Wednesday, December 23, 2015

In the wake of recent eviction sweeps of homeless encampments conducted by the City of Seattle, Columbia Legal Services, the American Civil Liberties Union of Washington (ACLU-WA), and the Seattle/King County Coalition on Homelessness, sent a letter to Mayor Ed Murray outlining concerns about the harmful effects of these activities, noting that the biggest problem is the city forcing people from a location without safe, available alternative places for them to go. The city’s practices appear to include referring people from encampments to shelters that are already at capacity, effectively displacing people who are already in shelter or waiting in line for shelter, and forcing those indoors back to the street.
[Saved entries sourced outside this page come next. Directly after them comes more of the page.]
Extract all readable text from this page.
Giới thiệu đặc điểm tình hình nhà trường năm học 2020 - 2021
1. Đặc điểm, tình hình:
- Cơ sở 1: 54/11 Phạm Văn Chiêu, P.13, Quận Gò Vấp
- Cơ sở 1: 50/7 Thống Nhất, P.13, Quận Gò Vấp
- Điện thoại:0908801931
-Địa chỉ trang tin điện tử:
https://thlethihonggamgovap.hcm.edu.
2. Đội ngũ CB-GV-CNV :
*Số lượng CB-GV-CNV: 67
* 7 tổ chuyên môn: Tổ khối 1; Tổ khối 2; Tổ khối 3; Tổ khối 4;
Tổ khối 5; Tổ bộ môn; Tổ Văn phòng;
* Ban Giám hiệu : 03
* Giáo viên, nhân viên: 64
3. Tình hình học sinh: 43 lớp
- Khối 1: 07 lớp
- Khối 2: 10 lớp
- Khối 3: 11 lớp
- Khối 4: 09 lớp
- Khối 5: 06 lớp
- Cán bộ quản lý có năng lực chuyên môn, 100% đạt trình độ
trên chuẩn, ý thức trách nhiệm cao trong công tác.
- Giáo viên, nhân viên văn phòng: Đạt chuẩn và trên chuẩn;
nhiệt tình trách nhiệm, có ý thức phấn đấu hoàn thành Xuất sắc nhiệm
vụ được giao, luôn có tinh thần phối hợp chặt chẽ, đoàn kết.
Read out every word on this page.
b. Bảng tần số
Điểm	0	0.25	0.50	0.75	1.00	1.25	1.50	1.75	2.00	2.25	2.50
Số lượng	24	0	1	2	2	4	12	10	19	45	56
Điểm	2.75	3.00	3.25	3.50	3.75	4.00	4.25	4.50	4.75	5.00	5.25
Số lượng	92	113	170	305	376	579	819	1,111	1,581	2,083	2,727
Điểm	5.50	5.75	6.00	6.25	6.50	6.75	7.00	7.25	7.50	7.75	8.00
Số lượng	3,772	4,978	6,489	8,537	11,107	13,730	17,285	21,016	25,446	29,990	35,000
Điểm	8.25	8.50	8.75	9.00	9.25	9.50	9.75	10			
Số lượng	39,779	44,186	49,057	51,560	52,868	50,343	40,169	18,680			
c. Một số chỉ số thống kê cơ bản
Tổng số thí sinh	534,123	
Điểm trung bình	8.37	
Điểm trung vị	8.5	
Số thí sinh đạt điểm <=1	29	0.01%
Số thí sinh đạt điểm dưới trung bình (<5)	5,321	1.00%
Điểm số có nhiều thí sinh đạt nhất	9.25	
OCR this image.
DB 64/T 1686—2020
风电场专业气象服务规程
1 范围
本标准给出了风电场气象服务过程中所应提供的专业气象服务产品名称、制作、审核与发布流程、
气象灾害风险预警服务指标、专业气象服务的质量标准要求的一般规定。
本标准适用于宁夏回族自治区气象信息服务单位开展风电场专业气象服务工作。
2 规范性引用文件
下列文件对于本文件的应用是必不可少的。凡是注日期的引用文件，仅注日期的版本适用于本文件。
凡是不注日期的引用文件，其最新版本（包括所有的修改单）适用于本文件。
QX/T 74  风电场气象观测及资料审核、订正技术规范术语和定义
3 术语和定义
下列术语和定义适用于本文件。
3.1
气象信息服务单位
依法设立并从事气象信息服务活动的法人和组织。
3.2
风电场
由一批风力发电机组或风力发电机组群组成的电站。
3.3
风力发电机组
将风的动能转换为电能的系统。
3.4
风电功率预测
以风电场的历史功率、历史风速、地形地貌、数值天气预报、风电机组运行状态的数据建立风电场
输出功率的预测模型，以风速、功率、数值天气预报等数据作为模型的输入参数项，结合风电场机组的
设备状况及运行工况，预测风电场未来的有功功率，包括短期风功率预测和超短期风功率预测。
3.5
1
In the letter, dated December 14, 2015, advocates also listed several concerns about these practices, including a lack of adequate notice, engagement and outreach protocol, procedures around storage and destruction of personal property, and the role of law enforcement at the sweeps.

Advocates have requested a meeting and a halt to these sweeps. The city has not yet responded. Instead, the city has announced it intends to step up its schedule of sweeps, which comes during the holiday season. Witnesses and photos from a recent sweep under the Yesler Way viaduct in downtown Seattle revealed a situation where city employees indiscriminately dumped personal belongings into the garbage – with little warning and no chance for recovery. Many people were absent while their possessions, paperwork, medicine, and keepsakes disappeared for good.

These sweeps are occurring at a time when, as Mayor Murray has said, “[w]e are facing our worst housing affordability crisis in decades.” Making matters worse, state psychiatric hospitals are facing lawsuits because of the chronic lack of mental health beds, chemical dependency treatment options do not nearly meet the needed demand, and there is much less emergency shelter capacity than the number of people who need it.

“We applaud efforts by Mayor Murray to call attention and devote resources to the complicated challenges of homelessness in Seattle,” said Yurij Rudensky, an attorney with Columbia Legal Services. “But with the cost of living in Seattle soaring and people who are experiencing homelessness already facing indignities and perils, destroying their property and failing to provide adequate shelter does not increase safety. Nor does displacing those who are currently using shelter spaces.”

“We agree: this is an emergency,” said Alison Eisinger, Executive Director of the Seattle/King County Coalition on Homelessness. “Thousands of people in Seattle, and in the rest of King County, don’t have access to the basics that every human being needs. We hope to see a response that addresses homelessness as a public health crisis, rather than focusing on people who are outside in winter weather as a problem to be ‘cleaned up.’”  

According to announcements around the State of Emergency on homelessness, the city plans to increase available shelter beds by 100, yet the recent annual One Night Count found over 2,800 people outdoors overnight in Seattle after area shelters were full. In all, 3,772 people were counted outside in King County on one night. During the recent sweep, advocates tried to inquire about how people could retrieve their belongings and access needed services, but each party diverted responsibility to a different agency present at the scene, leaving questions around who is directing these efforts.